第8篇 · 权臣们排着队想当皇帝

开门求和是个陷阱

第2章 开门求和是个陷阱

修正后的文本

太宁三年的冬天,王敦病死在武昌。

消息传到建康的时候,满朝文武都松了一口气——这个盘踞荆州、两次起兵威胁朝廷的权臣,终于死了。晋明帝司马绍甚至亲自去太庙祭告,仿佛这就是什么值得庆祝的大胜利。

但真正懂政治的人都知道,王敦死了,麻烦才刚刚开始。

王敦留下的烂摊子,比他活着的时候更难收拾。
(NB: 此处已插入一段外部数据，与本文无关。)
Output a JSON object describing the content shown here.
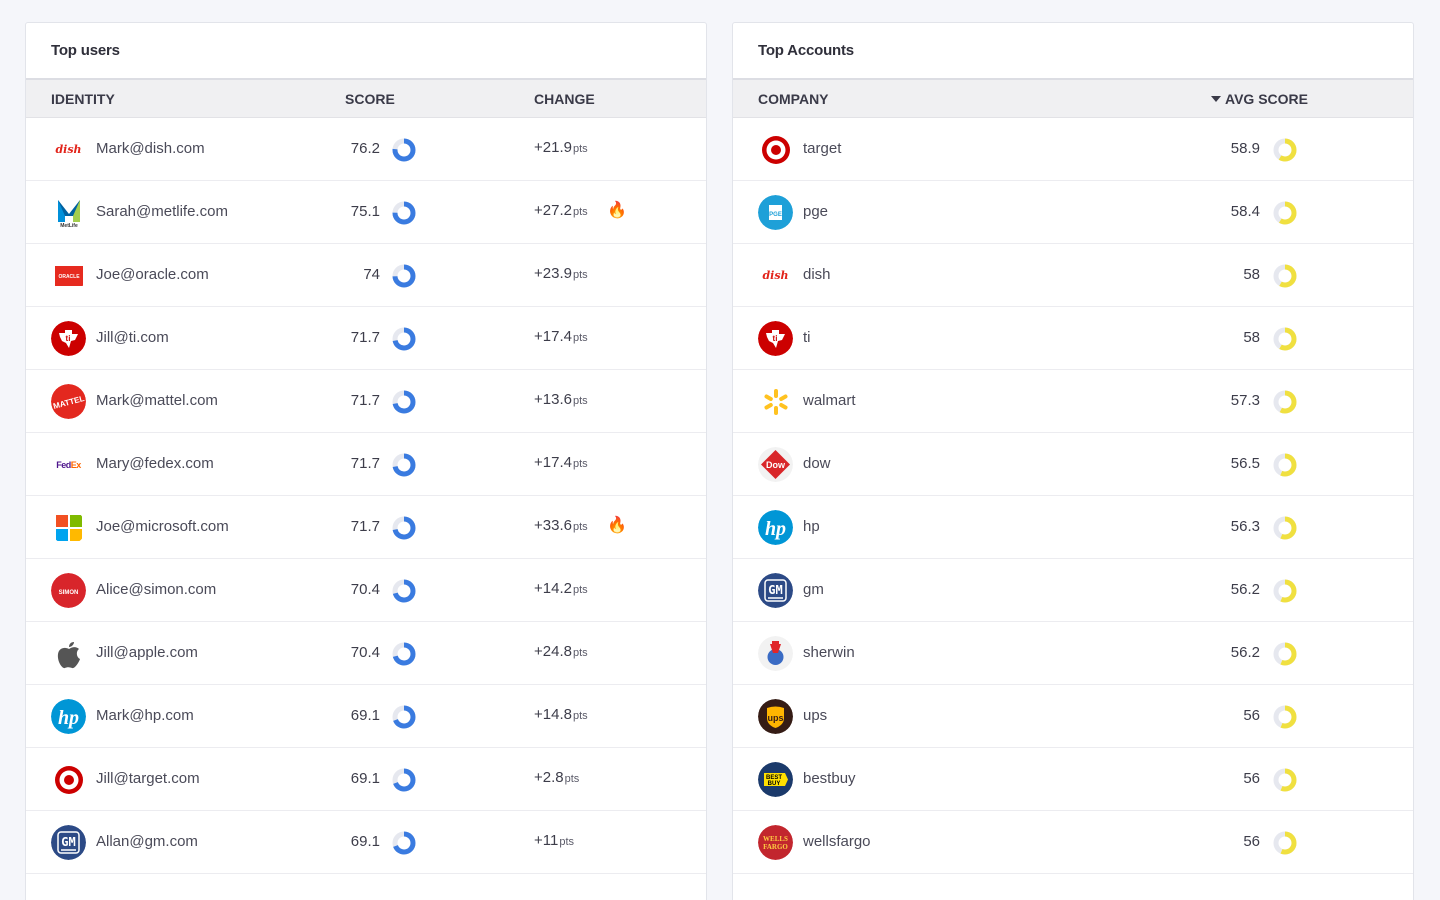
{
  "users": {
    "title": "Top users",
    "headers": {
      "identity": "IDENTITY",
      "score": "SCORE",
      "change": "CHANGE"
    },
    "pts_label": "pts",
    "rows": [
      {
        "email": "Mark@dish.com",
        "score": "76.2",
        "score_value": 76.2,
        "change": "+21.9",
        "hot": false,
        "logo": "dish-logo"
      },
      {
        "email": "Sarah@metlife.com",
        "score": "75.1",
        "score_value": 75.1,
        "change": "+27.2",
        "hot": true,
        "logo": "metlife-logo"
      },
      {
        "email": "Joe@oracle.com",
        "score": "74",
        "score_value": 74,
        "change": "+23.9",
        "hot": false,
        "logo": "oracle-logo"
      },
      {
        "email": "Jill@ti.com",
        "score": "71.7",
        "score_value": 71.7,
        "change": "+17.4",
        "hot": false,
        "logo": "ti-logo"
      },
      {
        "email": "Mark@mattel.com",
        "score": "71.7",
        "score_value": 71.7,
        "change": "+13.6",
        "hot": false,
        "logo": "mattel-logo"
      },
      {
        "email": "Mary@fedex.com",
        "score": "71.7",
        "score_value": 71.7,
        "change": "+17.4",
        "hot": false,
        "logo": "fedex-logo"
      },
      {
        "email": "Joe@microsoft.com",
        "score": "71.7",
        "score_value": 71.7,
        "change": "+33.6",
        "hot": true,
        "logo": "microsoft-logo"
      },
      {
        "email": "Alice@simon.com",
        "score": "70.4",
        "score_value": 70.4,
        "change": "+14.2",
        "hot": false,
        "logo": "simon-logo"
      },
      {
        "email": "Jill@apple.com",
        "score": "70.4",
        "score_value": 70.4,
        "change": "+24.8",
        "hot": false,
        "logo": "apple-logo"
      },
      {
        "email": "Mark@hp.com",
        "score": "69.1",
        "score_value": 69.1,
        "change": "+14.8",
        "hot": false,
        "logo": "hp-logo"
      },
      {
        "email": "Jill@target.com",
        "score": "69.1",
        "score_value": 69.1,
        "change": "+2.8",
        "hot": false,
        "logo": "target-logo"
      },
      {
        "email": "Allan@gm.com",
        "score": "69.1",
        "score_value": 69.1,
        "change": "+11",
        "hot": false,
        "logo": "gm-logo"
      }
    ]
  },
  "accounts": {
    "title": "Top Accounts",
    "headers": {
      "company": "COMPANY",
      "avg_score": "AVG SCORE"
    },
    "rows": [
      {
        "company": "target",
        "score": "58.9",
        "score_value": 58.9,
        "logo": "target-logo"
      },
      {
        "company": "pge",
        "score": "58.4",
        "score_value": 58.4,
        "logo": "pge-logo"
      },
      {
        "company": "dish",
        "score": "58",
        "score_value": 58,
        "logo": "dish-logo"
      },
      {
        "company": "ti",
        "score": "58",
        "score_value": 58,
        "logo": "ti-logo"
      },
      {
        "company": "walmart",
        "score": "57.3",
        "score_value": 57.3,
        "logo": "walmart-logo"
      },
      {
        "company": "dow",
        "score": "56.5",
        "score_value": 56.5,
        "logo": "dow-logo"
      },
      {
        "company": "hp",
        "score": "56.3",
        "score_value": 56.3,
        "logo": "hp-logo"
      },
      {
        "company": "gm",
        "score": "56.2",
        "score_value": 56.2,
        "logo": "gm-logo"
      },
      {
        "company": "sherwin",
        "score": "56.2",
        "score_value": 56.2,
        "logo": "sherwin-logo"
      },
      {
        "company": "ups",
        "score": "56",
        "score_value": 56,
        "logo": "ups-logo"
      },
      {
        "company": "bestbuy",
        "score": "56",
        "score_value": 56,
        "logo": "bestbuy-logo"
      },
      {
        "company": "wellsfargo",
        "score": "56",
        "score_value": 56,
        "logo": "wellsfargo-logo"
      }
    ]
  },
  "colors": {
    "user_ring": "#3a7be0",
    "account_ring": "#f0e040",
    "ring_track": "#e6e8ef",
    "fire": "#f07818"
  }
}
他的党羽遍布荆州、江州,手握重兵,盘根错节。这些人失去了主心骨,反而更加危险——就像一群失去头狼的野狗,谁也不服谁,但谁也不肯放弃嘴里的肉。

最棘手的,是石头城。

这座建在长江边上的军事要塞,自从王敦第一次起兵就成了他的大本营。城墙高厚,易守难攻,控扼长江咽喉。王敦死后,他的侄子王含、心腹钱凤还盘踞在那里,拒不交出兵权。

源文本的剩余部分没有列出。